A ironia da falta de visão
por Sarah LyraA diretora japonesa Naomi Kawase parece sofrer, em Vision, uma forte influência do trabalho de Terrence Malick, especificamente da estética e ritmo empregados em A Árvore da Vida. Ao contrário do diretor norte-americano, no entanto, ela tem dificuldade em entregar um conjunto que demonstre propósito e coerência. Há um desejo claro de ser transgressor e existencialista que nunca se concretiza, em partes por conta do roteiro também assinado por Kawase, cujo texto carece de maturidade para desenvolver os subtextos da trama. Com isso, a direção acaba transformando a produção em um longa de características new age de pouca substância.

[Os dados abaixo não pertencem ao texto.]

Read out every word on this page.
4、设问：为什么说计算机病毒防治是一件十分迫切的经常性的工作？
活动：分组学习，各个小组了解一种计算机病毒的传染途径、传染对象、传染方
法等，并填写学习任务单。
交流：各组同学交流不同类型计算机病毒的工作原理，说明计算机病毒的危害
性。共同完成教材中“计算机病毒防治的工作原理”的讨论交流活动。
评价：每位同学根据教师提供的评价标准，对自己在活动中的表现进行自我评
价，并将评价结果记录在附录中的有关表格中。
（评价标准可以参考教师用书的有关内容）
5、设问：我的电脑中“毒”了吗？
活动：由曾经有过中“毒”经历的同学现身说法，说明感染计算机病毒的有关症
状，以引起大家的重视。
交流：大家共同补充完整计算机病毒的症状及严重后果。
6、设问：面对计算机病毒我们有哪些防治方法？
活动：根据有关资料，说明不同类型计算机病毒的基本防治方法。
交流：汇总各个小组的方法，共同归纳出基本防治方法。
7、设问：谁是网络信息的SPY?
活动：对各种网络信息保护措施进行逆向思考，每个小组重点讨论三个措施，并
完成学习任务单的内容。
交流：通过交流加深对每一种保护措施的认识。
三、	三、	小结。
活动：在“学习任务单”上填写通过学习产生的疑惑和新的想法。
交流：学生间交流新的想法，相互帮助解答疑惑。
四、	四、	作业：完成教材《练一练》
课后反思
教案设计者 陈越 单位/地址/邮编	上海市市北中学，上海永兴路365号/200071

Uma estranheza se faz presente de forma constante na trama conduzida pela protagonista Jeanne (Juliette Binoche), o que fica evidente pelo tom misterioso dos diálogos e na convivência dos personagens na floresta. A sensação é de que algo mítico está na iminência de ocorrer, e todos estão cientes disso. O único, além do espectador, que parece não entender a forma de comunicação pautada em olhares profundos, lágrimas contidas e frases enigmáticas de efeito é o dono da cabana, Tomo (Masatoshi Nagase). Em um primeiro momento, o propósito de Tomo na trama parece ser justamente o de um guia, e o roteiro sinaliza a intenção de torná-lo a ponte entre o espectador e os acontecimentos, mas nenhum aprofundamento é feito nesse sentido.

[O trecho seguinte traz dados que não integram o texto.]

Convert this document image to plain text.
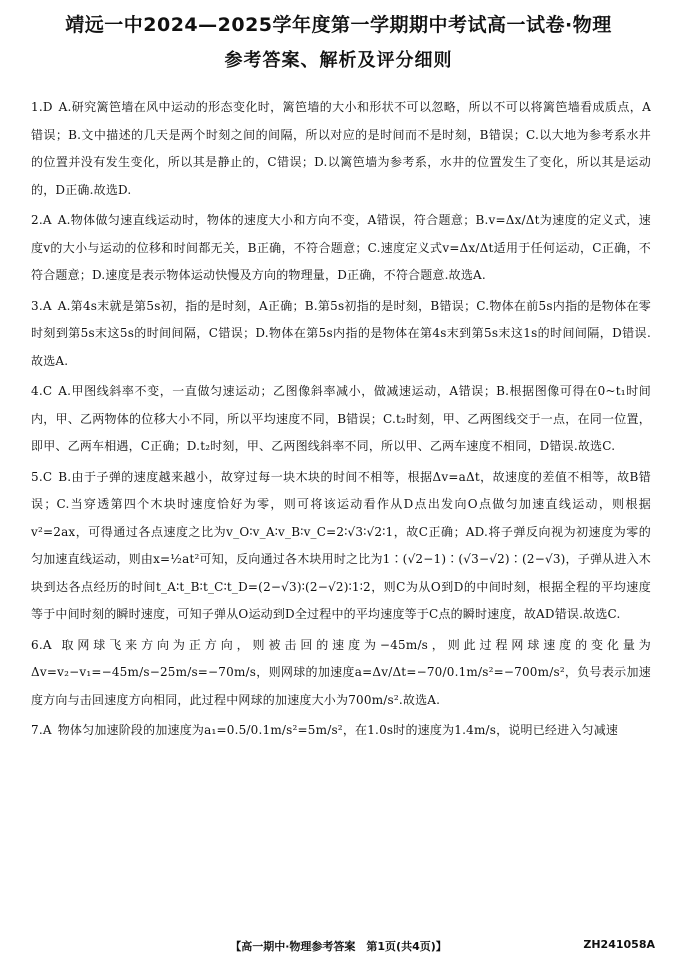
靖远一中2024—2025学年度第一学期期中考试高一试卷·物理
参考答案、解析及评分细则
1.D A.研究篱笆墙在风中运动的形态变化时，篱笆墙的大小和形状不可以忽略，所以不可以将篱笆墙看成质点，A错误；B.文中描述的几天是两个时刻之间的间隔，所以对应的是时间而不是时刻，B错误；C.以大地为参考系水井的位置并没有发生变化，所以其是静止的，C错误；D.以篱笆墙为参考系，水井的位置发生了变化，所以其是运动的，D正确.故选D.
2.A A.物体做匀速直线运动时，物体的速度大小和方向不变，A错误，符合题意；B.v=Δx/Δt为速度的定义式，速度v的大小与运动的位移和时间都无关，B正确，不符合题意；C.速度定义式v=Δx/Δt适用于任何运动，C正确，不符合题意；D.速度是表示物体运动快慢及方向的物理量，D正确，不符合题意.故选A.
3.A A.第4s末就是第5s初，指的是时刻，A正确；B.第5s初指的是时刻，B错误；C.物体在前5s内指的是物体在零时刻到第5s末这5s的时间间隔，C错误；D.物体在第5s内指的是物体在第4s末到第5s末这1s的时间间隔，D错误.故选A.
4.C A.甲图线斜率不变，一直做匀速运动；乙图像斜率减小，做减速运动，A错误；B.根据图像可得在0~t₁时间内，甲、乙两物体的位移大小不同，所以平均速度不同，B错误；C.t₂时刻，甲、乙两图线交于一点，在同一位置，即甲、乙两车相遇，C正确；D.t₂时刻，甲、乙两图线斜率不同，所以甲、乙两车速度不相同，D错误.故选C.
5.C B.由于子弹的速度越来越小，故穿过每一块木块的时间不相等，根据Δv=aΔt，故速度的差值不相等，故B错误；C.当穿透第四个木块时速度恰好为零，则可将该运动看作从D点出发向O点做匀加速直线运动，则根据v²=2ax，可得通过各点速度之比为v_O∶v_A∶v_B∶v_C=2∶√3∶√2∶1，故C正确；AD.将子弹反向视为初速度为零的匀加速直线运动，则由x=½at²可知，反向通过各木块用时之比为1∶(√2−1)∶(√3−√2)∶(2−√3)，子弹从进入木块到达各点经历的时间t_A∶t_B∶t_C∶t_D=(2−√3)∶(2−√2)∶1∶2，则C为从O到D的中间时刻，根据全程的平均速度等于中间时刻的瞬时速度，可知子弹从O运动到D全过程中的平均速度等于C点的瞬时速度，故AD错误.故选C.
6.A 取网球飞来方向为正方向，则被击回的速度为−45m/s，则此过程网球速度的变化量为Δv=v₂−v₁=−45m/s−25m/s=−70m/s，则网球的加速度a=Δv/Δt=−70/0.1m/s²=−700m/s²，负号表示加速度方向与击回速度方向相同，此过程中网球的加速度大小为700m/s².故选A.
7.A 物体匀加速阶段的加速度为a₁=0.5/0.1m/s²=5m/s²，在1.0s时的速度为1.4m/s，说明已经进入匀减速
【高一期中·物理参考答案　第1页(共4页)】	ZH241058A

Há uma certa indulgência em Vision. A cada cena, o filme pede um pouco mais de paciência ao espectador, porque este será recompensado ao fim. Acompanhamos um história que, além de pouco coesa, lança perguntas de forma quase arbitrária, sem a menor intenção de respondê-las ou de causar uma reflexão. Binoche se desdobra para criar uma figura ambígua e rica em sentimentos, mas nunca entendemos de fato a serenidade misturada com uma suposta dor profunda expressadas em suas feições — nem mesmo na cena final, que se propõe a elucidar minimamente os segredos envolvendo a erva chamada visão, e o passado de Jeanne. Em meio a um desfecho sem nenhum tipo de ápice, é surpreendente notar que encerramos a projeção tão perdidos quanto no início.

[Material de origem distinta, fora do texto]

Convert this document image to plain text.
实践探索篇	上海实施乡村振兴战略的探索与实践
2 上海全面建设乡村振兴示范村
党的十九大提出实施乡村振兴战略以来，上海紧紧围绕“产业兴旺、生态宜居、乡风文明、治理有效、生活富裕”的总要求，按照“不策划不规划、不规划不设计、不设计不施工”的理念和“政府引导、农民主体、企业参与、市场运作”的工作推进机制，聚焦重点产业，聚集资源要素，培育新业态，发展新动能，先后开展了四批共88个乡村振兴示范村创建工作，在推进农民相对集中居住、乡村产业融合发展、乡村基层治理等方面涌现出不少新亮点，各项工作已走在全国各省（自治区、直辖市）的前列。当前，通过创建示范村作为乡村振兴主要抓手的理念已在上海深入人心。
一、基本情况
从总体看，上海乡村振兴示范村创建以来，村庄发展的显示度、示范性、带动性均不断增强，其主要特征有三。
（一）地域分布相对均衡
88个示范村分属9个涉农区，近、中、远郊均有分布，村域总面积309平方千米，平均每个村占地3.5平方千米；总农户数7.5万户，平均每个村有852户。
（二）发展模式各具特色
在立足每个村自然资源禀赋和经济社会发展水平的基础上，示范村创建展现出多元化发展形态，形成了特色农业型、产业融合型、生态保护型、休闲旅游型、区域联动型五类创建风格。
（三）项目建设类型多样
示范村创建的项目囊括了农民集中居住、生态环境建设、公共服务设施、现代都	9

No que diz respeito à fotografia, as tomadas de contra-mergulho são excessivas e repetitivas, assim como os closes em folhas e galhos de árvore ao vento, que parecem sempre dizer: “olhe atentamente, e verás”, mas sem realmente nos permitir ver qualquer alteração nas imagens que, por fim, servem unicamente para dar um senso de estética à floresta Nara, marcada por seus verde-azulados e brancos estourados do inverno, assim como cenas lavadas em contra-luz no verão. Outra decisão pouco explorada é a de inserir uma segunda linha do tempo, ambientada no futuro, que, após duas aparições, nunca mais é retomada ou apresenta qualquer função na narrativa. Para um filme que se dispõe a adotar um ritmo assumidamente lento, Vision acaba soando apressado por não aprofundar a caracterização de seus personagens, elaborar sua ambientação e desenvolver sua narrativa.